Elliot "Tony" Macedo (22 February 1938 – 2024) was a professional footballer who played as a goalkeeper, spending nearly his whole career at Fulham. He made 346 league appearances and played a total of 391 matches in all competitions. He ended his career in 1968 after suffering a string of injuries. Born in Gibraltar, he represented the England U23s.

==Career==
Macedo was born in Gibraltar in 1938 to British Gibraltarian parents. Macedo joined Fulham as a youth team player in 1955. He made his debut for the first team in a match against Bristol City in December 1957. Following his debut he went on to establish himself as the club's number one goalkeeper. He was part of the side that reached the semi-final of the FA Cup in 1958 and 1962. In 1958, he played a crucial role in Fulham's successful promotion to the First Division. He played in each of Fulham's nine successive seasons in the First Division. A series of injuries, including a backpass from Tosh Chamberlain breaking his ribs, reduced his appearances towards the end of the decade.

Macedo spent one season at Colchester United, making 38 appearances, before retiring at the premature age of 31. He emigrated to South Africa, where he lived for the rest of his life.

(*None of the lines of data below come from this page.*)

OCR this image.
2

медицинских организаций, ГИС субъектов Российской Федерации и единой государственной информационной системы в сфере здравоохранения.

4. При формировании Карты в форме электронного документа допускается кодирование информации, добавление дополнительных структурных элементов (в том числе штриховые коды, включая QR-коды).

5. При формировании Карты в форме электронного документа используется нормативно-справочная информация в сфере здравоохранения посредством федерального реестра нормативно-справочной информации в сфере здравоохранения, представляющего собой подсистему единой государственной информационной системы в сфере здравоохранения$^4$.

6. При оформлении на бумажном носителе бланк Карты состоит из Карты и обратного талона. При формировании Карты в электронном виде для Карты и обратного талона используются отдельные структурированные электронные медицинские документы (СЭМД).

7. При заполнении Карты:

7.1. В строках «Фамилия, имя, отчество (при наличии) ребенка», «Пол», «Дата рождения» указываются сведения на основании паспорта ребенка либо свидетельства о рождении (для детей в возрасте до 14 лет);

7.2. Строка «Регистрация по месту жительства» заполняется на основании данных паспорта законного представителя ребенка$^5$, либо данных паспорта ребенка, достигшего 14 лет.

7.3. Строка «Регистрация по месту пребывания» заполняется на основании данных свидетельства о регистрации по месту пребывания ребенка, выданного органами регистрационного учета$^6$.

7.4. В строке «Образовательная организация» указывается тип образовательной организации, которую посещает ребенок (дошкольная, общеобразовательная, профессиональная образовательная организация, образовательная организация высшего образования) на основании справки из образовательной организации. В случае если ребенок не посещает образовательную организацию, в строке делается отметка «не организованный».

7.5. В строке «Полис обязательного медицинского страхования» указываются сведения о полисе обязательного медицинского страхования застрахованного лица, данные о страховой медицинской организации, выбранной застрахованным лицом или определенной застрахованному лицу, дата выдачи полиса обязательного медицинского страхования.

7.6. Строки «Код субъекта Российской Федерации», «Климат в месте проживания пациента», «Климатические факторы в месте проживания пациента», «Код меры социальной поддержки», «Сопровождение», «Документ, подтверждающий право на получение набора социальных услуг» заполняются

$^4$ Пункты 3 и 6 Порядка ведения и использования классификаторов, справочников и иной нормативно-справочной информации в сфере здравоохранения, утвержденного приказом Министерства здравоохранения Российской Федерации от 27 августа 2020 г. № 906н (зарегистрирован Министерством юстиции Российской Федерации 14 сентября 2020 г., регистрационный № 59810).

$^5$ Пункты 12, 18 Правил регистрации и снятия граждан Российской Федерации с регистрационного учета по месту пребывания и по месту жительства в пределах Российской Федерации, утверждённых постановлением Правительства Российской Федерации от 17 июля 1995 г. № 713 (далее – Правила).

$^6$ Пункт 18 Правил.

He was considered the "finest 'keeper never to win a full England cap", if it was not for his ineligibility, having been born in Gibraltar, who did not become members of UEFA until 2013 and remained unrecognised territory by FIFA until 2016.

He played on Fulham sides with George Cohen, Jim Langley, Alan Mullery, Bobby Robson, Rodney Marsh and Bedford Jezzard, as well as Fulham's greatest ever player Johnny Haynes.

==Death==
In June 2024, Fulham announced that Macedo had died. He was survived by his wife Margaret, children and grandchildren.